To see Carmen now you wouldn’t know that only months earlier she was just beginning to speak, eat better during meal times and shine in the classroom. Carmen was thought to be a quiet young child who was not adjusting well in school. Then, a United Way Bright Smiles dental outreach worker examined Carmen for potential oral health problems; she found severe tooth decay and abscesses.
Tooth decay is the single most common, chronic disease among U.S. children—five times more common than asthma. Yet, it is completely preventable. Children with untreated decay suffer from pain, infection and premature loss of teeth, which can cause behavioral, learning and developmental problems. Children from low income families are more likely to be uninsured or under insured and less likely to see a dentist. Nationally, 80 percent of tooth decay is found in just 25 percent of children.

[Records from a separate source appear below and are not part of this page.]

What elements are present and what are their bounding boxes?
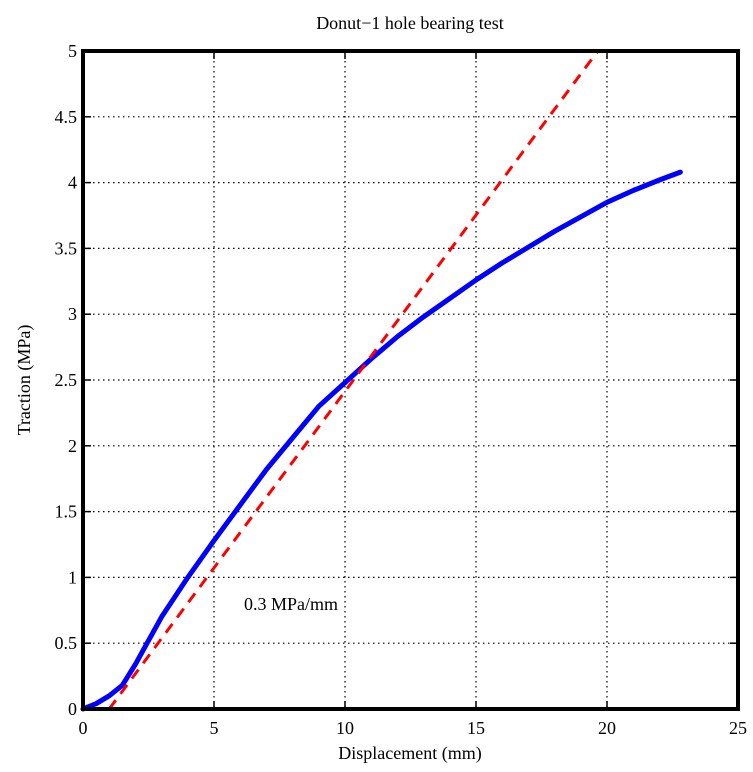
x-tick-label: 0 [79, 718, 88, 738]
y-tick-label: 0 [68, 699, 77, 719]
y-tick-label: 1.5 [55, 502, 78, 522]
x-tick-label: 15 [467, 718, 485, 738]
chart-title: Donut−1 hole bearing test [316, 13, 504, 33]
y-tick-label: 3 [68, 304, 77, 324]
annotation-slope: 0.3 MPa/mm [244, 594, 338, 614]
ticks [82, 50, 739, 710]
y-tick-label: 4.5 [55, 107, 78, 127]
x-tick-label: 10 [336, 718, 354, 738]
y-tick-label: 2 [68, 436, 77, 456]
y-tick-label: 1 [68, 567, 77, 587]
y-tick-label: 4 [68, 173, 77, 193]
grid [83, 51, 738, 709]
y-tick-label: 3.5 [55, 238, 78, 258]
tick-labels: 0 5 10 15 20 25 0 0.5 1 1.5 2 2.5 3 3.5 4 4.5 5 [55, 41, 748, 738]
x-tick-label: 25 [729, 718, 747, 738]
y-tick-label: 0.5 [55, 633, 78, 653]
y-tick-label: 5 [68, 41, 77, 61]
x-tick-label: 5 [210, 718, 219, 738]
series-line-linear-fit [107, 50, 600, 710]
x-axis-label: Displacement (mm) [338, 743, 481, 764]
y-axis-label: Traction (MPa) [14, 325, 35, 436]
x-tick-label: 20 [598, 718, 616, 738]
plot-area [80, 50, 683, 712]
series-line-measured [80, 169, 683, 712]
y-tick-label: 2.5 [55, 370, 78, 390]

Like United Ways across the country, Greater Twin Cities United Way is ensuring children learn healthy behaviors that can prevent costly, future problems. Bright Smiles is a community partnership providing oral healthcare for low-income children ages five and under in the Twin Cities metro area. They screen for tooth decay, educate families on the importance of oral health and coordinate further dental care as needed. Since the program started three years ago, Bright Smiles partners have provided dental services to nearly 12,000 children, most having never seen a dentist before and one-third having no insurance.
Preschool staff at Carmen’s school and their dental clinic partners encouraged her parents to accompany her at dental appointments, despite their fear of the dentist and concern about costs. Eventually, Carmen received the critical treatment she needed through United Way Bright Smiles. Investing in preventative care and providing free health care services is another way United Way is creating a stronger foundation for everyone to enjoy the basic building blocks of a good life—education, income, and health.
The success of United Way Bright Smiles has come through the development of partnerships among parents, dental providers and schools. Work is done to remove barriers such as long waiting lists, need for language translation or transportation and costs that cause families to delay care until there is an emergency.
Investing in screening and educating about healthy oral health practices prevents costly dental procedures, chronic pain and lost hours of school and work. This benefits far more than the children and families served directly. Everyone benefits when children are healthy and succeed in school, when families are financially stable and when people have good health.